Thymoglobuline in Non-myeloablative Allogeneic Stem-cell Transplantation

Status:
Completed
Trial end date:
2007-11-01
Target enrollment:
0
Participant gender:
All
Summary
Allogeneic stem cell transplantation is the treatment of choice for a growing number of malignant and non-malignant indications. Until recently, myeloablative in conjunction with immunosuppressive conditioning was considered mandatory for the elimination of malignant hematopoietic cells and to prevent graft rejection. The aim of allogeneic non-myeloablative stem cell transplantation (NST) is to induce host-to-graft tolerance with fast and durable engraftment of donor stem cells, by means of conditioning, which is well-tolerated by patients. The rationale behind the NST strategy is to induce optimal graft-versus-leukemia (GVL) effects for the elimination of all malignant cells by alloreactive immunocompetent cells from a matched donor as an alternative to standard high-dose myeloablative chemo radiotherapy. The NST protocol is therefore mainly based on immunosuppression and thus contains fludarabine, low dose busulfan and anti-T-lymphocyte globulin (ATG). Thymoglobuline is a polyclonal rabbit antiserum specific for human T cells used in organ transplantation for induction of tolerance and rejection prevention and treatment. It was also used in stem-cell transplantation (SCT) for the same purposes (e.g. for generation of tolerance and rejection preclusion) as well as a treatment for graft-versus-host disease (GVHD). Data from myeloablative protocols suggest that ATG before SCT significantly reduces the risk for grade III-IV acute GVHD. This does not translate to a reduction in transplant-related mortality (TRM) because of the increased risk for infections and thus survival is unchanged. Extensive chronic GVHD was also significantly shown to be reduced in patients receiving ATG in the myeloablative setting. However, the role of ATG in the NST protocol was never evaluated in a prospective randomized trial. In view of the preliminary data suggesting of an additive effect of ATG in these circumstances we, the investigators at Hadassah Medical Organization, evaluate the effect of ATG in NST by a prospective randomized trial.
Phase:
Phase 3
Accepts Healthy Volunteers?
No
Details
Lead Sponsor:
Hadassah Medical Organization
Treatments:
Thymoglobulin
Criteria
Inclusion Criteria:

- Patients ages 18-75 years old with a disease necessitating allogeneic SCT.

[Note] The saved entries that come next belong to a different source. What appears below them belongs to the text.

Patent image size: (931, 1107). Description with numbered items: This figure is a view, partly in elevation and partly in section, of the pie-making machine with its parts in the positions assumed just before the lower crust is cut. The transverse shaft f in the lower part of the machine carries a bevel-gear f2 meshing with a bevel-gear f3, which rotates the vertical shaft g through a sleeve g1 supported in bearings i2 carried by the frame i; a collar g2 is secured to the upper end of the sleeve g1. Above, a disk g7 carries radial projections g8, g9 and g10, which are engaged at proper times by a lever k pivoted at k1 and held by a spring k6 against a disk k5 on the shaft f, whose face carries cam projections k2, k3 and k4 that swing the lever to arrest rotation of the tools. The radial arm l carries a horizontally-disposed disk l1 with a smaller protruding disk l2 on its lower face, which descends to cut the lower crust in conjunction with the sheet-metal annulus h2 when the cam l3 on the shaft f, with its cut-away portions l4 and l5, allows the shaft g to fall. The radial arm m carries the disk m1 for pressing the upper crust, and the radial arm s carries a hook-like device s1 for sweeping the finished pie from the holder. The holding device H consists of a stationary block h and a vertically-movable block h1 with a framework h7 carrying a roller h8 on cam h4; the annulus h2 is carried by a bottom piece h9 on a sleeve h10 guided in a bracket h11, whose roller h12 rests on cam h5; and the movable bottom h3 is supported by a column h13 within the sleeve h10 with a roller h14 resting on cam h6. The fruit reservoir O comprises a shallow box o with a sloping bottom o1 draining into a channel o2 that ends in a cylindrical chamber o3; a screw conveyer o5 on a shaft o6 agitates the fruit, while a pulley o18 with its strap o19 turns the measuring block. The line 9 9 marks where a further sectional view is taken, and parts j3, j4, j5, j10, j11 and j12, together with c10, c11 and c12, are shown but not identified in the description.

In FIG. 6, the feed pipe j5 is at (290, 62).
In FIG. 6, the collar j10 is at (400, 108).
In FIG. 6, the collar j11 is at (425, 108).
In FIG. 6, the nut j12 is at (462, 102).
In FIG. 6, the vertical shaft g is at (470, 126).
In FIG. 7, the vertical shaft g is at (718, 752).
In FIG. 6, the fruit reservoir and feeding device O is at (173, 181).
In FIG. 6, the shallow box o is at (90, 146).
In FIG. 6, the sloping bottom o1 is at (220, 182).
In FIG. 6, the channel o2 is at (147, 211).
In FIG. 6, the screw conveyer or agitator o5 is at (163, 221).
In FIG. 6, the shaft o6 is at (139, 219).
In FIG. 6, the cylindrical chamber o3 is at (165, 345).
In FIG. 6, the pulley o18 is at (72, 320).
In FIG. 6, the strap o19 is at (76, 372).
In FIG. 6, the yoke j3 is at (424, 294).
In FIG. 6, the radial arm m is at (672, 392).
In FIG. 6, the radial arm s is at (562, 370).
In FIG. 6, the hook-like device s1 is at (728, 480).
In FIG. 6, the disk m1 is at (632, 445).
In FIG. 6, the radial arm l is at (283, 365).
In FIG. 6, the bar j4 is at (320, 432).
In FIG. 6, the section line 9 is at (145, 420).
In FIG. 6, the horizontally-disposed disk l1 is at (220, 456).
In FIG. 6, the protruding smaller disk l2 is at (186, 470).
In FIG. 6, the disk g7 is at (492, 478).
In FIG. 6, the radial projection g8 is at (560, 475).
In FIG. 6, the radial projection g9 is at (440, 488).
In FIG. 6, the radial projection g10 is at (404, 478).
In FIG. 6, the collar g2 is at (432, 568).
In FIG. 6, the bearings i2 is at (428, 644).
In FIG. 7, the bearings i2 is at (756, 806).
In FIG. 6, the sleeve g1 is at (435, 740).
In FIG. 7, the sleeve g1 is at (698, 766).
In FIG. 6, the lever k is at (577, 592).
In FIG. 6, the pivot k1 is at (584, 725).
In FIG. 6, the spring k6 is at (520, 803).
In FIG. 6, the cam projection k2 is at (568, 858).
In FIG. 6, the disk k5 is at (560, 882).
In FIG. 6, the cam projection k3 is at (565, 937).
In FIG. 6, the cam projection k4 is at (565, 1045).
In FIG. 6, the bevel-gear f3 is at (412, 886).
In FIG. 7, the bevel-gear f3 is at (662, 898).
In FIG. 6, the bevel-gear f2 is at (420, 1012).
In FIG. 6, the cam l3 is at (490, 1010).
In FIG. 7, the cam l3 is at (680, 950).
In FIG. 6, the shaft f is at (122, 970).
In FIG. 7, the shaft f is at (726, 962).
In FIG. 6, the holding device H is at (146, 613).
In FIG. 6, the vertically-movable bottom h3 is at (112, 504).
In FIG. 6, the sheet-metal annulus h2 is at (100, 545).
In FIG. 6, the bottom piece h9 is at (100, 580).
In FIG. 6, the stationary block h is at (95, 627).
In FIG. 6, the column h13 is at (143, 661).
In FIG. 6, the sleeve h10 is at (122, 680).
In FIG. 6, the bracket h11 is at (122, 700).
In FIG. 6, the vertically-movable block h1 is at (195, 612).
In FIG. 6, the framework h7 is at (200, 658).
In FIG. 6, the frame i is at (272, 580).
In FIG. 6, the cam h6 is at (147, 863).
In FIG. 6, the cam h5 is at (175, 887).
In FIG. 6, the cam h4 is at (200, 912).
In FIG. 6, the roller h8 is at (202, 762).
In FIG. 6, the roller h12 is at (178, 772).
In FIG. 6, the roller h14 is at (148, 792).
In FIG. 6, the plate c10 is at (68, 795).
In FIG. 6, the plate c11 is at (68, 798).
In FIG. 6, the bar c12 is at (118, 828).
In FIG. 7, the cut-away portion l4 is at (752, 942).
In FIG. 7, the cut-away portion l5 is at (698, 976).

- Patients must have an HLA compatible donor willing and capable of donating peripheral
blood stem cells preferably, or bone marrow progenitor cells using conventional
techniques, and lymphocytes if indicated (HLA compatible defined as 5/6 or 6/6 matched
related [A, B, DR] or 8/8 molecular [A, B, C, DR] matched unrelated donor).

- Both patients and donor must sign written informed consents.

- Patients must have an ECOG performance status (PS) ≤ 2; Creatinine < 2.0 mg/dl;
Ejection fraction > 40%; Diffusing capacity of the lung for carbon monoxide (DLCO) >
50% of predicted; Serum bilirubin < 3 gm/dl; Elevated GPT or GOT > 3 x normal values.

Exclusion Criteria:

- Not fulfilling any of the inclusion criteria

- Active life-threatening infection

- Overt untreated infection

- Hypersensitivity to thymoglobuline or other rabbit produced immunoglobulin.

- HIV seropositivity, hepatitis B or C antigen positivity with active hepatitis

- Pregnant or lactating women.

- Donor contraindication (HIV seropositive confirmed by Western Blot; hepatitis B
antigenemia; evidence of bone marrow disease; unable to donate bone marrow or
peripheral blood due to concurrent medical condition).

- Inability to comply with study requirements.